Hisham Al-Hashimi, an expert on armed groups from the Al-Nahrain Center for Strategic Studies, told Asharq Al-Awsat that ISIS was adopting “new tactics” in anticipation of international military action, including “hiding in ditches and using camouflage to evade fighter jets, since the [impending] international mobilization [against the group] will only rely on air strikes for the time being.”

Currently, only the US and Iraqi air forces are carrying out air strikes against the group, bolstering ground attacks by the Iraqi army and the Peshmerga, the Kurdistan region’s own military force.

Air and artillery strikes by Iraqi forces were halted on Saturday, however, after Prime Minister Haider Al-Abadi, who is also the overall commander of the Iraqi military, ordered all strikes on areas controlled by ISIS to stop.

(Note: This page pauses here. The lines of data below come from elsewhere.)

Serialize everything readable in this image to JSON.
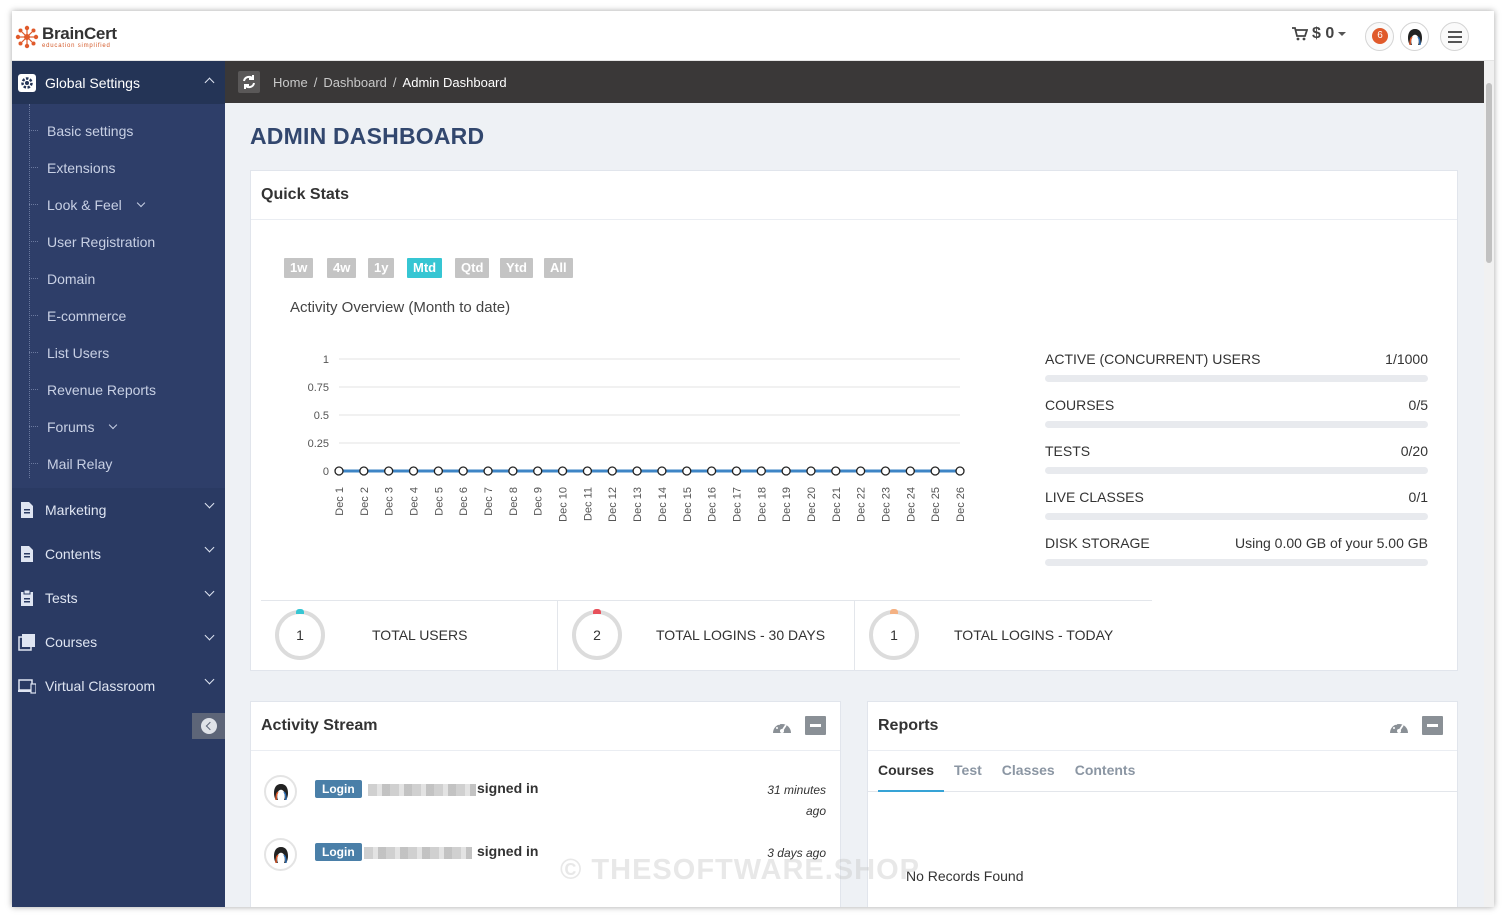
{
  "brand": {
    "name": "BrainCert",
    "tagline": "education simplified",
    "accent": "#e05a2b"
  },
  "header": {
    "cart_value": "$ 0",
    "notification_count": "6"
  },
  "sidebar": {
    "global_settings": {
      "label": "Global Settings",
      "items": [
        {
          "label": "Basic settings"
        },
        {
          "label": "Extensions"
        },
        {
          "label": "Look & Feel"
        },
        {
          "label": "User Registration"
        },
        {
          "label": "Domain"
        },
        {
          "label": "E-commerce"
        },
        {
          "label": "List Users"
        },
        {
          "label": "Revenue Reports"
        },
        {
          "label": "Forums"
        },
        {
          "label": "Mail Relay"
        }
      ]
    },
    "sections": [
      {
        "label": "Marketing"
      },
      {
        "label": "Contents"
      },
      {
        "label": "Tests"
      },
      {
        "label": "Courses"
      },
      {
        "label": "Virtual Classroom"
      }
    ]
  },
  "breadcrumb": {
    "home": "Home",
    "dashboard": "Dashboard",
    "current": "Admin Dashboard"
  },
  "page": {
    "title": "ADMIN DASHBOARD"
  },
  "quick_stats": {
    "title": "Quick Stats",
    "ranges": [
      "1w",
      "4w",
      "1y",
      "Mtd",
      "Qtd",
      "Ytd",
      "All"
    ],
    "active_range": "Mtd",
    "chart_title": "Activity Overview (Month to date)",
    "usage": [
      {
        "label": "ACTIVE (CONCURRENT) USERS",
        "value": "1/1000",
        "fraction": 0.001
      },
      {
        "label": "COURSES",
        "value": "0/5",
        "fraction": 0
      },
      {
        "label": "TESTS",
        "value": "0/20",
        "fraction": 0
      },
      {
        "label": "LIVE CLASSES",
        "value": "0/1",
        "fraction": 0
      },
      {
        "label": "DISK STORAGE",
        "value": "Using 0.00 GB of your 5.00 GB",
        "fraction": 0
      }
    ],
    "totals": [
      {
        "value": "1",
        "label": "TOTAL USERS",
        "color": "#36c6d3"
      },
      {
        "value": "2",
        "label": "TOTAL LOGINS - 30 DAYS",
        "color": "#e7505a"
      },
      {
        "value": "1",
        "label": "TOTAL LOGINS - TODAY",
        "color": "#f4b183"
      }
    ]
  },
  "chart_data": {
    "type": "line",
    "title": "Activity Overview (Month to date)",
    "categories": [
      "Dec 1",
      "Dec 2",
      "Dec 3",
      "Dec 4",
      "Dec 5",
      "Dec 6",
      "Dec 7",
      "Dec 8",
      "Dec 9",
      "Dec 10",
      "Dec 11",
      "Dec 12",
      "Dec 13",
      "Dec 14",
      "Dec 15",
      "Dec 16",
      "Dec 17",
      "Dec 18",
      "Dec 19",
      "Dec 20",
      "Dec 21",
      "Dec 22",
      "Dec 23",
      "Dec 24",
      "Dec 25",
      "Dec 26"
    ],
    "series": [
      {
        "values": [
          0,
          0,
          0,
          0,
          0,
          0,
          0,
          0,
          0,
          0,
          0,
          0,
          0,
          0,
          0,
          0,
          0,
          0,
          0,
          0,
          0,
          0,
          0,
          0,
          0,
          0
        ],
        "color": "#3d85c6"
      }
    ],
    "yticks": [
      "1",
      "0.75",
      "0.5",
      "0.25",
      "0"
    ],
    "ylim": [
      0,
      1
    ],
    "grid": true
  },
  "activity_stream": {
    "title": "Activity Stream",
    "items": [
      {
        "badge": "Login",
        "text": "signed in",
        "time": "31 minutes ago"
      },
      {
        "badge": "Login",
        "text": "signed in",
        "time": "3 days ago"
      }
    ]
  },
  "reports": {
    "title": "Reports",
    "tabs": [
      "Courses",
      "Test",
      "Classes",
      "Contents"
    ],
    "empty_text": "No Records Found"
  },
  "watermark": "© THESOFTWARE.SHOP"
}
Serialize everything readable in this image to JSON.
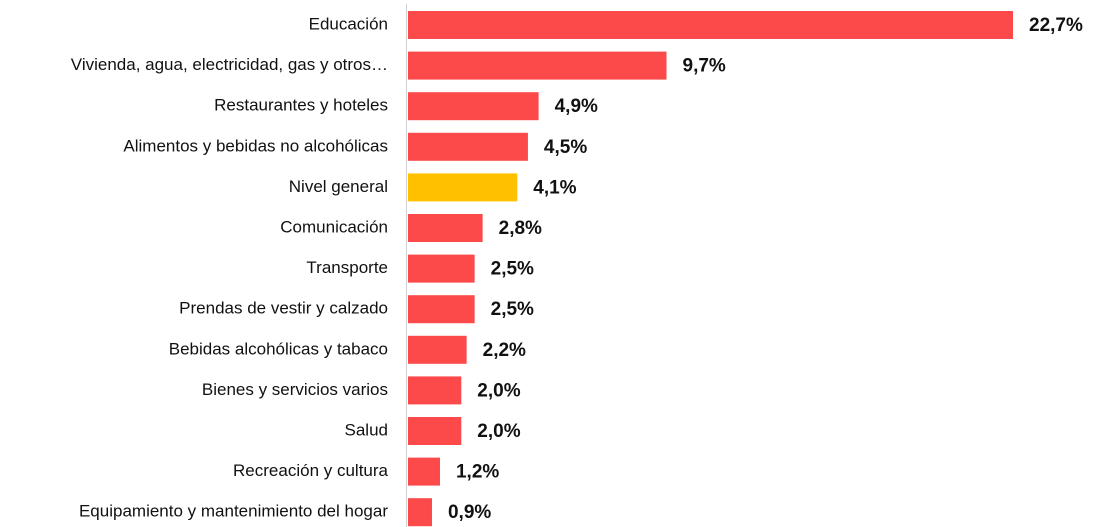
{
  "chart_data": {
    "type": "bar",
    "orientation": "horizontal",
    "categories": [
      "Educación",
      "Vivienda, agua, electricidad, gas y otros…",
      "Restaurantes y hoteles",
      "Alimentos y bebidas no alcohólicas",
      "Nivel general",
      "Comunicación",
      "Transporte",
      "Prendas de vestir y calzado",
      "Bebidas alcohólicas y tabaco",
      "Bienes y servicios varios",
      "Salud",
      "Recreación y cultura",
      "Equipamiento y mantenimiento del hogar"
    ],
    "values": [
      22.7,
      9.7,
      4.9,
      4.5,
      4.1,
      2.8,
      2.5,
      2.5,
      2.2,
      2.0,
      2.0,
      1.2,
      0.9
    ],
    "value_labels": [
      "22,7%",
      "9,7%",
      "4,9%",
      "4,5%",
      "4,1%",
      "2,8%",
      "2,5%",
      "2,5%",
      "2,2%",
      "2,0%",
      "2,0%",
      "1,2%",
      "0,9%"
    ],
    "colors": [
      "#fc4a4a",
      "#fc4a4a",
      "#fc4a4a",
      "#fc4a4a",
      "#ffc000",
      "#fc4a4a",
      "#fc4a4a",
      "#fc4a4a",
      "#fc4a4a",
      "#fc4a4a",
      "#fc4a4a",
      "#fc4a4a",
      "#fc4a4a"
    ]
  }
}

This followed reports last week that a school housing refugees in the Salah Al-Din province had been mistakenly bombed by an Iraqi fighter jet, leading to the deaths of 41 people, among them women and children.

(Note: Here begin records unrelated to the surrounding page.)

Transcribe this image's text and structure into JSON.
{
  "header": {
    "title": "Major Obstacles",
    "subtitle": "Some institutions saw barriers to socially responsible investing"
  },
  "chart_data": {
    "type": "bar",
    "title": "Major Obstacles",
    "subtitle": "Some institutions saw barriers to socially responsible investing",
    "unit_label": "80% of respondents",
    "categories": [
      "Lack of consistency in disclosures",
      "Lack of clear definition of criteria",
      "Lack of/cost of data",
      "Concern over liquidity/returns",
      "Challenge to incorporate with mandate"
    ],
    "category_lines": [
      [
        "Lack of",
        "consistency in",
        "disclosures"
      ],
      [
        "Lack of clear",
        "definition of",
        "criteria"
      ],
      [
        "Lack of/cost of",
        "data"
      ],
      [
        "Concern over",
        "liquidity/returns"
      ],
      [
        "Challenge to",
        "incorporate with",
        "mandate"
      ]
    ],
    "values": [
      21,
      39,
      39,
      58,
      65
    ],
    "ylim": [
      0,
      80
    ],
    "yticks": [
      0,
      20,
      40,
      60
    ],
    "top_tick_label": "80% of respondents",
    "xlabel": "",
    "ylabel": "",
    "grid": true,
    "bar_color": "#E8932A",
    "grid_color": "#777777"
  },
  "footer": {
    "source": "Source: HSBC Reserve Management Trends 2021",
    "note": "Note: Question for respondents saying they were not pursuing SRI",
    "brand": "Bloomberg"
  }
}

Despite the deaths, the Salah Al-Din Provincial Council has put forward a formal request to Abadi for bombing to continue in the province, maintaining that since fighting between government soldiers and ISIS is still raging there, any cessation in military activity by Iraqi forces could work in the group’s favor.

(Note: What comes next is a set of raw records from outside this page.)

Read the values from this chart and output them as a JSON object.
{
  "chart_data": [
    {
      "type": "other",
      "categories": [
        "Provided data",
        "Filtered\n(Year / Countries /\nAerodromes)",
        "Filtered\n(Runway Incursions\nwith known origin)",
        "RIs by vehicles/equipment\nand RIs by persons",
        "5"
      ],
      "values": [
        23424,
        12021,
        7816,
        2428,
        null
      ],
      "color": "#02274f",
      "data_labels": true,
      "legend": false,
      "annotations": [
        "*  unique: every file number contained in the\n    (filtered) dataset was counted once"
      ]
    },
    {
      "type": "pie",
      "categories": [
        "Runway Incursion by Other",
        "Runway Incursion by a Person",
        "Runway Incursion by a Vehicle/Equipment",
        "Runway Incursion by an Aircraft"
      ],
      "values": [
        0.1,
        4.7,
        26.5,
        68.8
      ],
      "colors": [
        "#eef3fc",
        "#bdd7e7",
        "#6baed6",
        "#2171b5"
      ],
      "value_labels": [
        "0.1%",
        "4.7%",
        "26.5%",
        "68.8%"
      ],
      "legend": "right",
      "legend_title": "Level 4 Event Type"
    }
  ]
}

Speaking of the decision, Ghassan Al-Ithawi, a prominent religious and tribal figure from Anbar, told Asharq Al-Awsat halting the bombing was a “double-edged sword.”

“At the same time that families [in the affected regions] will benefit from the increased safety [the decision provides] . . . it will also give ISIS fighters the opportunity to move among civilians, giving them a safe environment [to remain hidden from authorities],” Ithawi said.

In regards to the moratorium on air strikes, Hashimi told Asharq Al-Awsat that Iraqi forces needed to strike a balance between fighting ISIS and avoiding civilian casualties.

“Stopping the strikes in itself is not enough,” he said. “What is needed is to select targets accurately, since ISIS, while similar to standing armies in some ways, is different from them in others since its fighters do not move in columns or use barracks.”

He said this would prove vital in the fight against the group going forward since it would use civilian casualties to garner support for itself among Iraqis.

“The group has a number of ways to use the media in its favor here, especially in light of the negative consequences of the expected strikes, particularly the prospect of casualties among civilians . . . which may increase the Iraqi public’s opposition in this area [the strikes],” Hashimi said.

To do this, Iraqi forces would need to gather “effective intelligence” about ISIS movements in order to strike the group’s fighters while avoiding killing civilians and thus handing the militants a propaganda victory and recruiting tool, he added.

Meanwhile, eyewitnesses told Reuters on Sunday that ISIS fighters executed eight Sunni men in Al-Gamasa, a small village north of the country, a day earlier, suspecting the men of conspiring against them.

The eyewitnesses said the executions began on Friday, when ISIS killed a local police officer they suspected of cooperating with both the Peshmerga and Iraqi central government forces.

After the execution, a small local armed group carried out a retaliatory attack on a house occupied by an ISIS soldier.

Then on Saturday morning, 10 vehicles carrying ISIS fighters rolled into the village, also carrying two “informers,” according to the eyewitnesses, who were later used to identify 10 people suspected of carrying out the attack on the ISIS soldier the previous night. Three were subsequently freed and the remaining seven executed, the eyewitnesses said.